First off: Fly, Eagles, fly. I’m not a diehard football fan generally, but I grew up in an Eagles household, and my earliest Philadelphia memories are going to their games with my dad, so it’s certainly satisfying to see them earn this Super Bowl win.
Like thousands of others, I took to the streets to revel after the game. My housemates took off so quickly I didn’t have time to change, so I went out dressed in a tank top, shorts, and flip-flops. It’s a Philadelphia miracle that I made it through the night uninjured.
But now, there’s the next stage of the celebration to look forward to: the parade. The parade will undoubtedly be a coming-together for Philadelphians and fans of every sort, and I’m glad that Penn has suspended operations so that students will get to be part of this historic event. That said, I don’t think the suspension of university operations was absolutely necessary, and the fervency with which I’ve seen many advocate for a closure is emblematic of an issue which has become particularly notable among young adults: the unwillingness to take ownership of and suffer for our choices.
A Daily Pennsylvanian editorial earlier this week declared “Let Penn be a part of Philadelphia” and summarized students’ concerns I saw echoed across social media and through the communal buzz of Locust: Without classes being canceled, we were being forced out of this important event.

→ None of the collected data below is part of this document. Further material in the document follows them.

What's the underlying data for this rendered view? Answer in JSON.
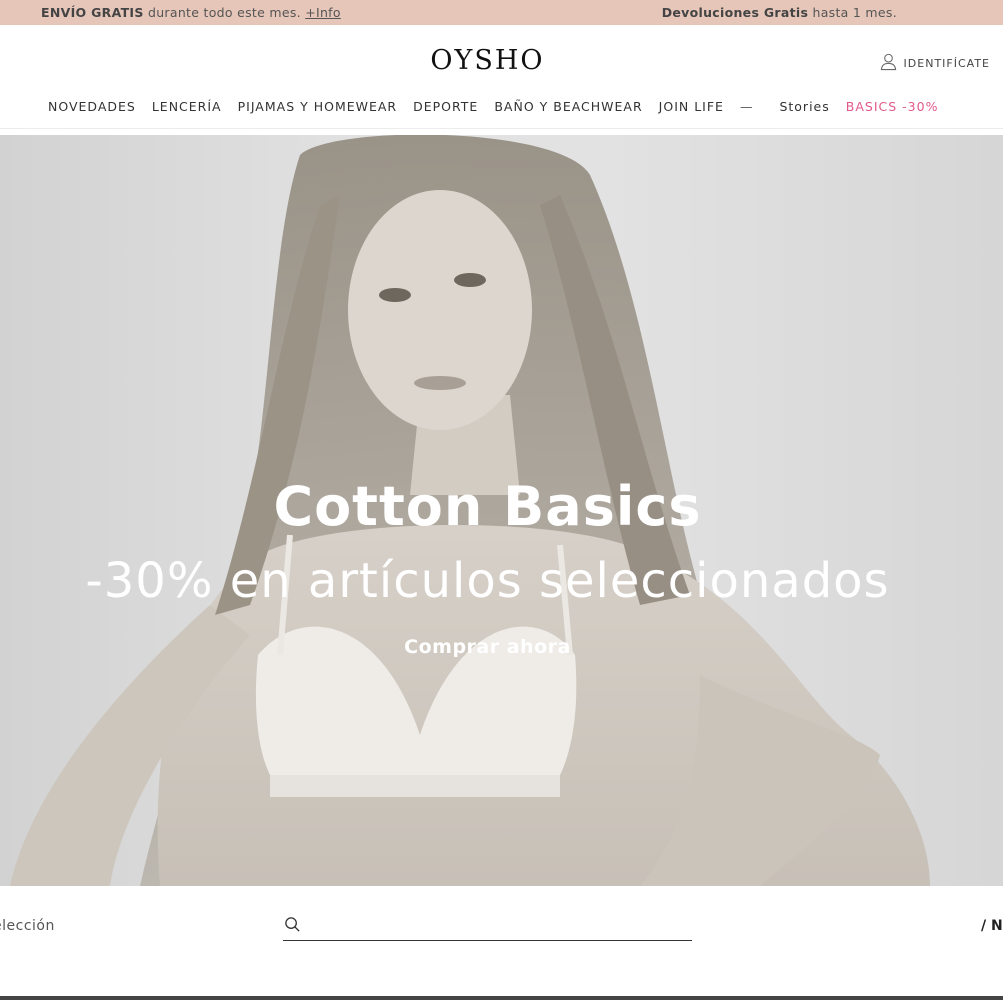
{
  "announcement": {
    "left_bold": "ENVÍO GRATIS",
    "left_text": " durante todo este mes. ",
    "left_link": "+Info",
    "right_bold": "Devoluciones Gratis",
    "right_text": " hasta 1 mes."
  },
  "header": {
    "logo": "OYSHO",
    "login_label": "IDENTIFÍCATE",
    "login_icon": "user-icon"
  },
  "nav": {
    "items": [
      "NOVEDADES",
      "LENCERÍA",
      "PIJAMAS Y HOMEWEAR",
      "DEPORTE",
      "BAÑO Y BEACHWEAR",
      "JOIN LIFE"
    ],
    "separator": "—",
    "stories": "Stories",
    "promo": "BASICS -30%",
    "promo_color": "#e2588a"
  },
  "hero": {
    "title": "Cotton Basics",
    "subtitle": "-30% en artículos seleccionados",
    "cta": "Comprar ahora"
  },
  "filters": {
    "label": "elección",
    "search_icon": "search-icon",
    "search_value": "",
    "right_cut": "/ N"
  },
  "colors": {
    "announcement_bg": "#e6c6b9",
    "promo": "#e2588a"
  }
}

That is not the case. Rather than forcibly removing our ability to participate, what Penn would be doing in not canceling classes is making our decision slightly more difficult and requiring students to make a tough call.
Just to be clear: The editorial also pointed out concerns for faculty and staff, and I think these were largely well-founded, so I’m looking to respond to students’ perspectives about their own situations.

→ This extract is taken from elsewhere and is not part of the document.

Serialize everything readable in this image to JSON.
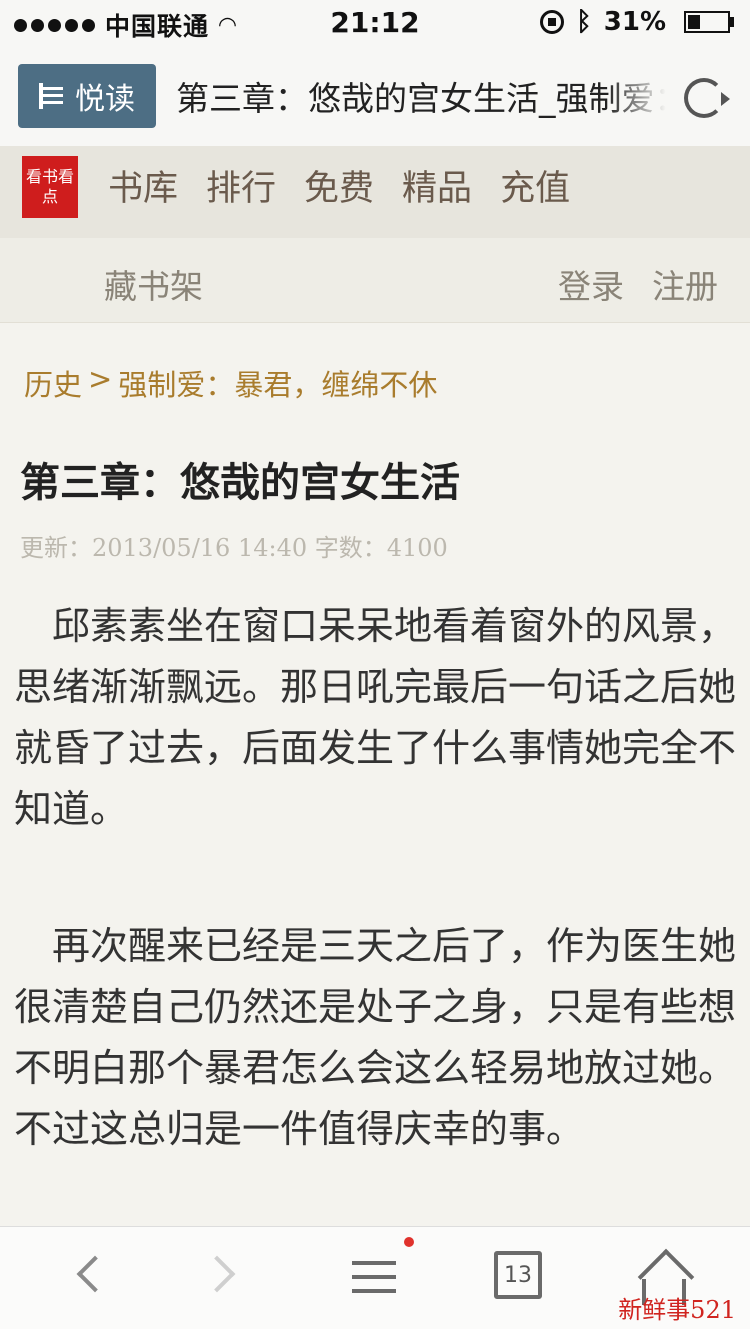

I’m glad my decision to attend the parade won’t be hampered by a class absence, but if the parade were as important to me as it seems to be to some people, I’d happily chug a couple green beers, rub some dirt on that shiny attendance record, and go make memories.
That decision may come at a price — maybe I’ll fall slightly behind and need to make up work or borrow notes; maybe if I tell my professor, they’ll mark me absent and not give me a 100 percent attendance and participation score. That professor is probably a Patriots fan. But sometimes the freedom to be adults and engage in a bit of unstructured self-determination requires that we give something up. Not every decision in life will be an easy one. We won’t always have an Amy Gutmann to cancel the things we’d miss out on in the pursuit of our desires.
If we can only make decisions when others have made certain that there are no consequences to them, we probably shouldn’t be making our own decisions.
The Change.org petition that was signed by 4,500 people and asserted that Penn should suspend operations reminds me of last semester’s petition to “let students live,” in which 2,500 signed a petition for “the ability to have a social life” in response to increased event observation. While I strongly disagreed with the crackdown on open events and agree with many assessments of probable negative outcomes — such as pushing events further off campus or restricting events to wealthier students— I was surprised to see how completely the open party scene I had come to know shut down.
If these parties and social events were as important as the petition suggested, we should have been cranking the speakers back up and keeping the parties going as soon as the event observers left the house. The petition sounded like many students’ line in the sand — going as far as to say that competitiveness culture and mental health at Penn were tied into the accessibility of parties—and we simply collapsed at the first opposition because Penn “wasn’t letting us live” by threatening to close parties quicker.
In the end, it seems like we’re faced with two scenarios: Either these opportunities really aren’t all we’re cracking them up to be — in which case we should ask ourselves whether we’re just looking for another day off and using the parade as a scapegoat — or these are truly formative experiences and we must ask ourselves why we’re so reluctant to double down and accept the consequences of decisions we’re confident in.